Writers on pop music (collective noun: a confusion) have usually had Mitchell’s back because they imagine she elevates the trivial into something significant, which reflects favourably upon them. Her fellow songwriters share that view, and Graham Nash tipped up to underline it. She wrote “A Case of You”, one of her dreariest songs, for Nashy of Salford, who speaks as Albert Tatlock might have done if he had bought a council house in Laurel Canyon. A “case” of you? Heavens, two sips of Mitchell’s home brew are quite sufficient to knock out an elephant.

Richard Wagner used to be another blind spot. The moment of revelation came with Furtwängler’s recording of Tristan und Isolde, enhanced by a superb interval talk Michael Tanner gave 32 years ago during a performance of Parsifal.

The Master’s final opera went out again on Radio 3 in a recording made at Bayreuth last summer. Sadly, this year’s expert, one Chris Walton, is no Tanner. He kicked off by saying Parsifal was a drama of “second chances”, which is what the games master at St Custard’s might say to his Under 11s before a return fixture at St Cake’s.

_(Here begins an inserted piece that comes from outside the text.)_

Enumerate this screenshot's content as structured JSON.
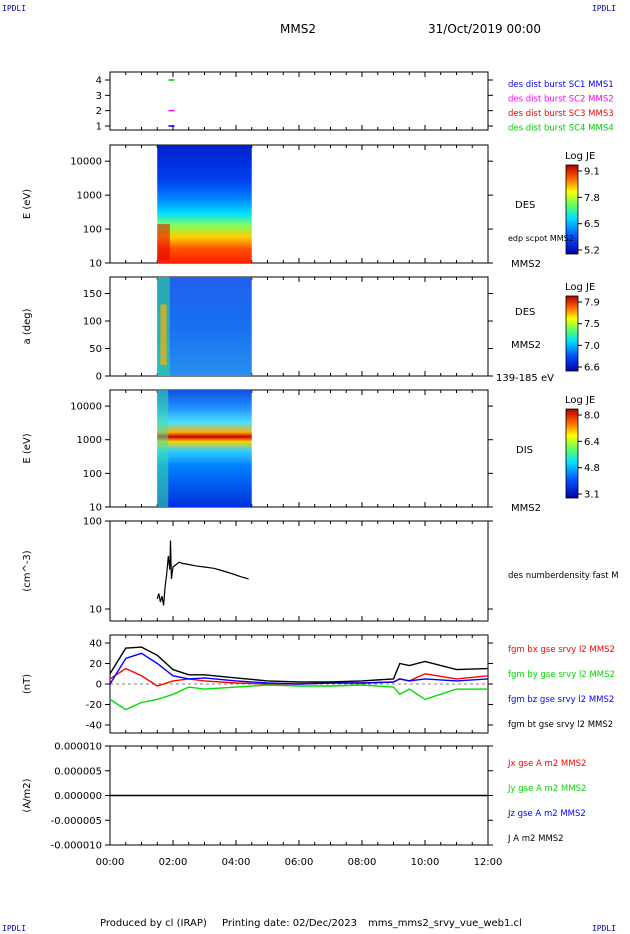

Parsifal, the fool “made wise by pity”, was dubbed “a mummy’s boy”, and the Knights of the Grail written off as “eejits”. So that’s what this sacred music drama is all about! Why didn’t they just pave Paradise, and put up a parking lot?

When he took off his silly hat and put away the penny whistle, Walton spoke intelligently about the “almost intolerable beauty” (Bryan Magee) of this incomparable opera. It contained, he admitted, “some darn good music”. You can raise that bar a little higher if you like, Mr Walton.

But the fact he felt obliged to talk down to listeners, most of whom will have been familiar with Wagner’s life and work, was another example of how Radio 3 patronises its audience. Best to follow Wagner’s advice. “Make it new,” he said. Not “make it groovy”.

It’s an odd world where the fruits of genius are mocked by debunkers, while the tyres of popular culture are inflated beyond the pressure they can possibly bear. As identity increasingly trumps talent it’s going to get a lot worse. Ignore the relativists. Wagner really was a colossus, and Parsifal really is better than The Hissing of Summer Lawns. Though Court and Spark isn’t bad.